Tonderai Kwidini
19 May 2008
Harare — Zimbabwe, which is in a political and financial tailspin, has missed out on an opportunity to save some of its tattered international reputation. The Common Market for East and Southern Africa's (COMESA) 13th summit would have taken place in the country's north-eastern resort town of Victoria Falls but has been postponed indefinitely.
The COMESA secretariat in Zambia issued a communiqué on May 15 advising member states on the postponement of the summit of heads of state.
This announcement was overdue as the summit was originally planned to start on May 1. After the ruling ZANU-PF lost the recent parliamentary elections, the results of the presidential election were withheld and state violence engulfed the country.
The secretariat said in a statement, "following consultations between the government of Zimbabwe and the COMESA secretariat, it has now been agreed that the meetings, which were scheduled to be held from May 1 to 15, 2008 in Victoria Falls, Zimbabwe, be postponed to a date to be announced later."
The secretariat explained its decision by saying it wanted to give the troubled southern African country time to conclude an electoral process on June 27 when a much-anticipated presidential run-off will be held. It made no reference to moving the summit to another country.
However, this development flies in the face of the ZANU-PF government's interpretation of the decision that Zimbabwe should host the 13th summit.
"No amount of demonisation by western countries, which are on a relentless campaign to isolate Zimbabwe, will influence decisions of bodies like COMESA," said Zimbabwe's foreign affairs minister, Simbarashe Mumbengegwi, said when the selection was made public.
"The postponement is a statement of no confidence in Zimbabwe," Harare-based economic analyst John Robertson told IPS. It serves as a another bad sign for the country after it hosted a dismal trade fair last month which failed to attract attention from rich countries.
The summit in Victoria Falls was supposed to discuss the consolidation of a regional free trade area; progress on the economic partnership agreements (EPA) negotiations with the European Union (EU); and peace and security in the bloc. Regarding the latter, Zimbabwe would have been an automatic topic.
The summit was also expected to have discussed the possibilities of putting in place a customs union by the end of this year to promote regional trade and investment.
A business leaders' forum would have been run alongside the summit. More than 500 business leaders were expected from COMESA member states.
The business forum was presented as an opportunity for the COMESA business community to meet and discuss issues of common interest regarding the strengthening, deepening and expansion of trade and investment in the region.
The summit was also touted as an opportunity for Zimbabwe to show a different side to the world as it has been in the international spotlight for all the wrong reasons.
"It is good that Zimbabwe is hosting the 13th edition of the summit.
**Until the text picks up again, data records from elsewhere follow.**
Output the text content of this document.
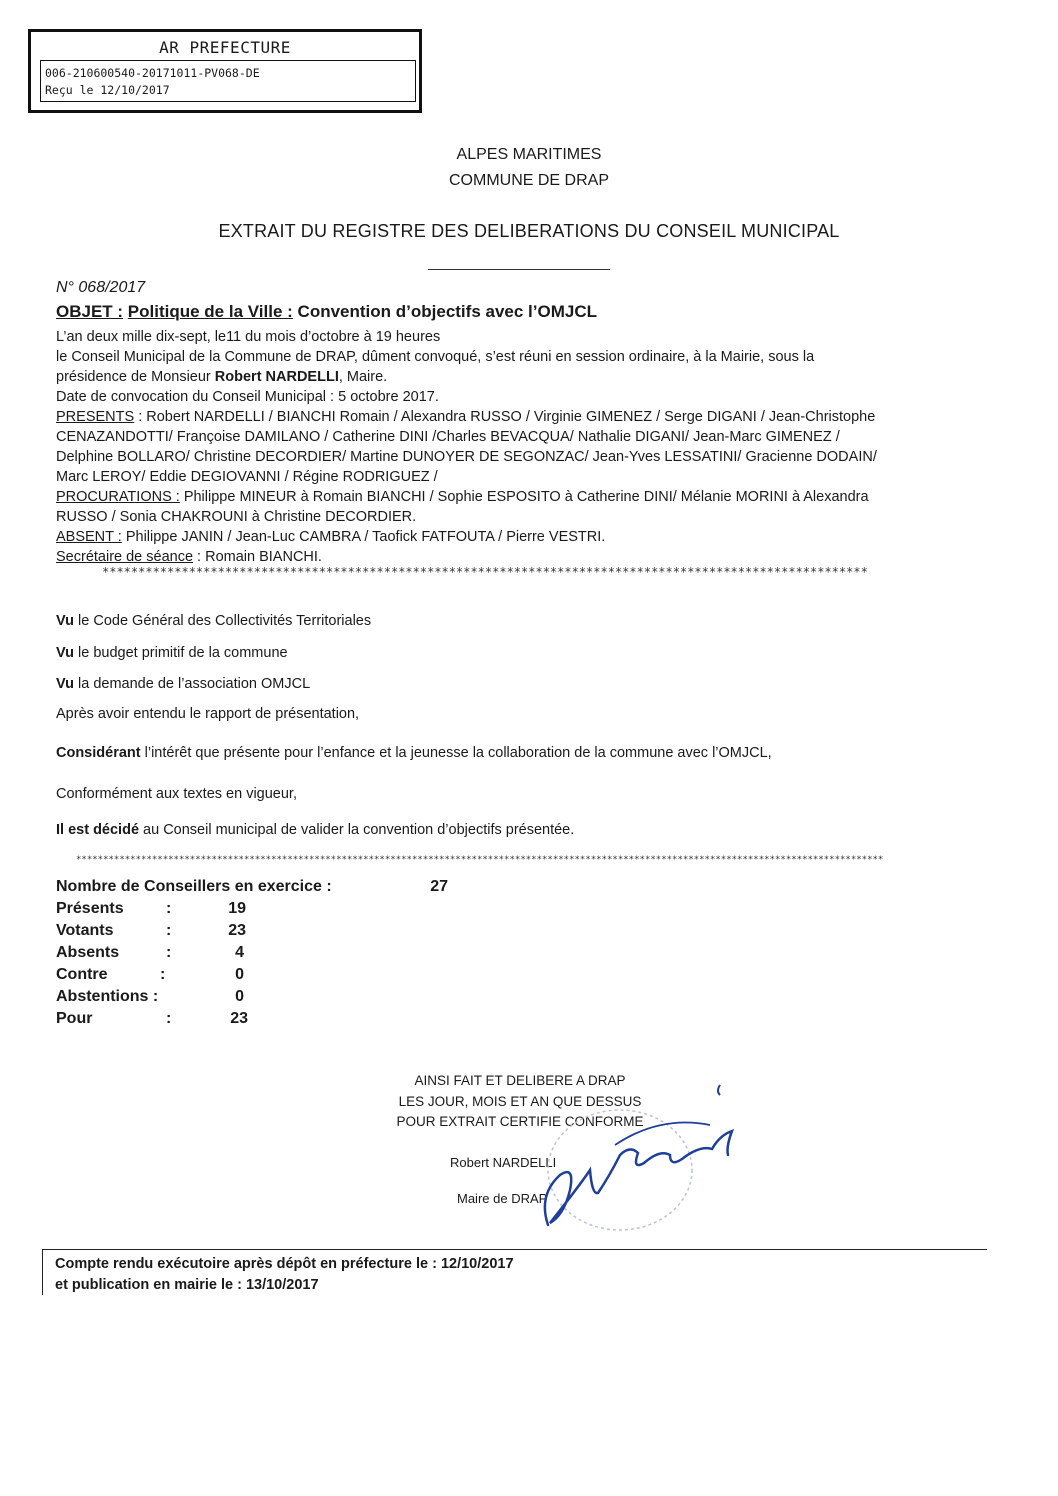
AR PREFECTURE
006-210600540-20171011-PV068-DE
Reçu le 12/10/2017
ALPES MARITIMES
COMMUNE DE DRAP
EXTRAIT DU REGISTRE DES DELIBERATIONS DU CONSEIL MUNICIPAL
N° 068/2017
OBJET : Politique de la Ville : Convention d’objectifs avec l’OMJCL
L’an deux mille dix-sept, le11 du mois d’octobre à 19 heures
le Conseil Municipal de la Commune de DRAP, dûment convoqué, s’est réuni en session ordinaire, à la Mairie, sous la
présidence de Monsieur Robert NARDELLI, Maire.
Date de convocation du Conseil Municipal : 5 octobre 2017.
PRESENTS : Robert NARDELLI / BIANCHI Romain / Alexandra RUSSO / Virginie GIMENEZ / Serge DIGANI / Jean-Christophe
CENAZANDOTTI/ Françoise DAMILANO / Catherine DINI /Charles BEVACQUA/ Nathalie DIGANI/ Jean-Marc GIMENEZ /
Delphine BOLLARO/ Christine DECORDIER/ Martine DUNOYER DE SEGONZAC/ Jean-Yves LESSATINI/ Gracienne DODAIN/
Marc LEROY/ Eddie DEGIOVANNI / Régine RODRIGUEZ /
PROCURATIONS : Philippe MINEUR à Romain BIANCHI / Sophie ESPOSITO à Catherine DINI/ Mélanie MORINI à Alexandra
RUSSO / Sonia CHAKROUNI à Christine DECORDIER.
ABSENT : Philippe JANIN / Jean-Luc CAMBRA / Taofick FATFOUTA / Pierre VESTRI.
Secrétaire de séance : Romain BIANCHI.
**********************************************************************************************************
Vu le Code Général des Collectivités Territoriales
Vu le budget primitif de la commune
Vu la demande de l’association OMJCL
Après avoir entendu le rapport de présentation,
Considérant l’intérêt que présente pour l’enfance et la jeunesse la collaboration de la commune avec l’OMJCL,
Conformément aux textes en vigueur,
Il est décidé au Conseil municipal de valider la convention d’objectifs présentée.
*****************************************************************************************************************************************************
Nombre de Conseillers en exercice :	27
Présents	:	19
Votants	:	23
Absents	:	4
Contre	:	0
Abstentions :	0
Pour	:	23
AINSI FAIT ET DELIBERE A DRAP
LES JOUR, MOIS ET AN QUE DESSUS
POUR EXTRAIT CERTIFIE CONFORME
Robert NARDELLI
Maire de DRAP
Compte rendu exécutoire après dépôt en préfecture le : 12/10/2017
et publication en mairie le : 13/10/2017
This is time for you to showcase your country," said the COMESA secretariat's head of administration, Victoria Mwewa, last year when she had reviewed the country's preparedness to host the gigantic forum.
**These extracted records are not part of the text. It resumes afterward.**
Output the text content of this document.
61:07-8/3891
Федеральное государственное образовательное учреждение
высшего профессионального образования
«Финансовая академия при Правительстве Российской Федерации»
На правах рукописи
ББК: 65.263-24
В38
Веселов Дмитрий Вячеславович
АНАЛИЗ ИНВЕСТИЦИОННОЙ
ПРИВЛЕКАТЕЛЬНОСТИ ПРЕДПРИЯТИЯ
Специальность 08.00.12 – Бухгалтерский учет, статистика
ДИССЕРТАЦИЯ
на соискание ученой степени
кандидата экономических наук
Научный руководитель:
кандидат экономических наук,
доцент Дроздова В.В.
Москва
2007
The Zimbabwe Competition and Tariff Commission agreed with Mwewa's view, saying the summit might have helped the country's industry to boost its profile. "This event would have allowed players in the industry to boost their export base and penetrate new markets as local products are in great demand throughout the region," Alexander Kabuda, the commission's director, told IPS.
Bulawayo-based economist Eric Bloc concurred with Kabuda, adding that Zimbabwe would have been afforded an opportunity to showcase its products and services in the tourism industry.
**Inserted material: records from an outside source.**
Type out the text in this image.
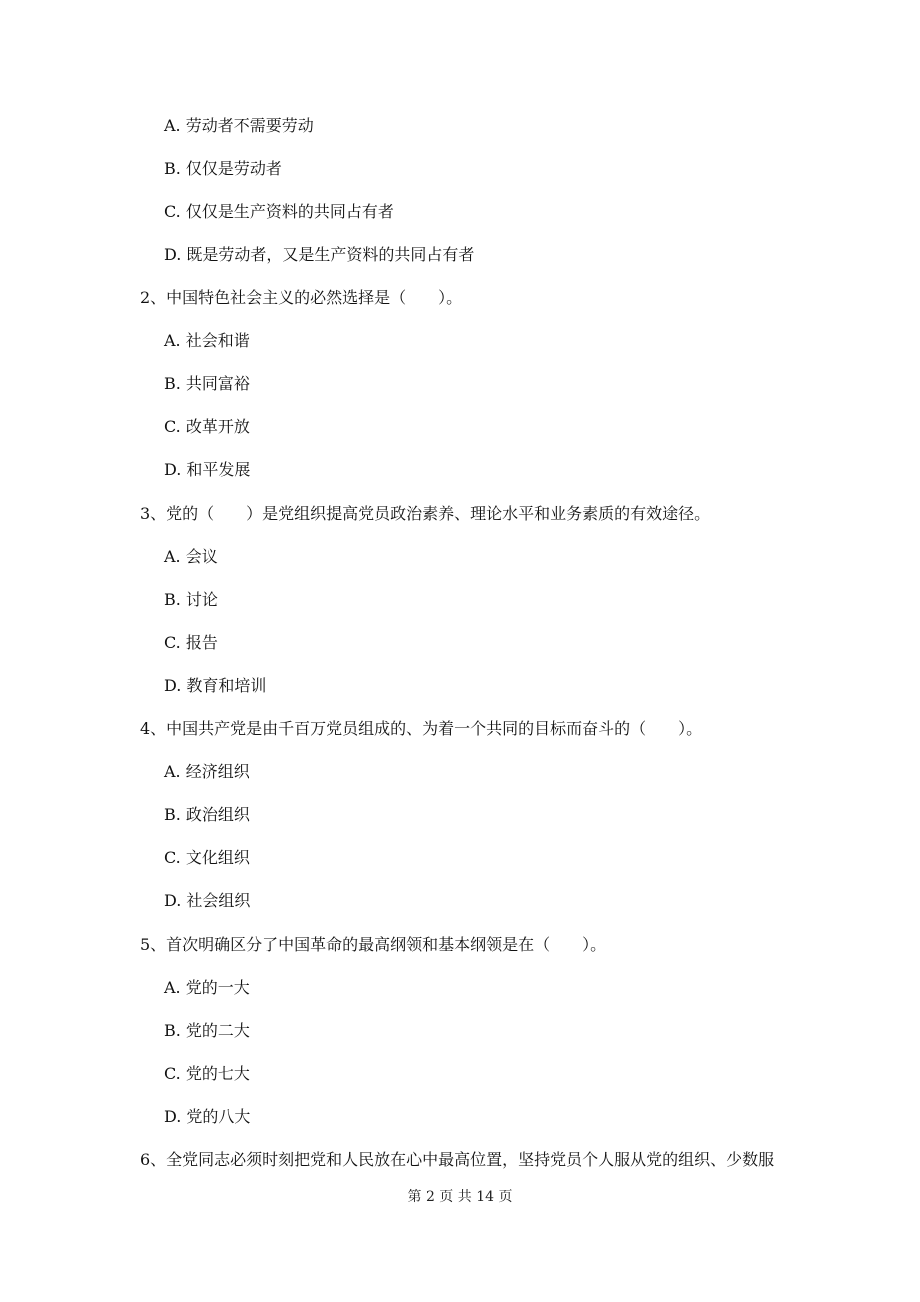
A. 劳动者不需要劳动
B. 仅仅是劳动者
C. 仅仅是生产资料的共同占有者
D. 既是劳动者，又是生产资料的共同占有者
2、中国特色社会主义的必然选择是（　　）。
A. 社会和谐
B. 共同富裕
C. 改革开放
D. 和平发展
3、党的（　　）是党组织提高党员政治素养、理论水平和业务素质的有效途径。
A. 会议
B. 讨论
C. 报告
D. 教育和培训
4、中国共产党是由千百万党员组成的、为着一个共同的目标而奋斗的（　　）。
A. 经济组织
B. 政治组织
C. 文化组织
D. 社会组织
5、首次明确区分了中国革命的最高纲领和基本纲领是在（　　）。
A. 党的一大
B. 党的二大
C. 党的七大
D. 党的八大
6、全党同志必须时刻把党和人民放在心中最高位置，坚持党员个人服从党的组织、少数服
第 2 页 共 14 页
An economic analyst at the University of Zimbabwe said that, "while Zimbabwe's competitiveness has been reduced significantly in the last seven years, it is capable of regaining equal or higher competitiveness than its regional partners in COMESA, if the situation improves". The analyst spoke on condition of anonymity.
Zimbabwe currently holds the vice-chairpersonship of the regional body and was expected to assume the reins after the summit. This might change if the political tables are turned after the presidential run-off election, which is likely to be won by the opposition Movement for Democratic Change (MDC) leader Morgan Tsvangirai.
The MDC had been against taking on such huge commitments because of the financial requirements which it argues Zimbabwe can't afford at a time when it is faced with a collapsing economy.
The Common Market for Eastern and Southern Africa seeks to promote regional economic integration through trade and investment. It currently boasts 19 member countries, which represent a market of 319 million inhabitants. Total trade between member countries adds up to about 159 billion dollars per year and total exports amount to 82 billion dollars per year.
The regional body has a gross domestic product of 275 billion dollars a year.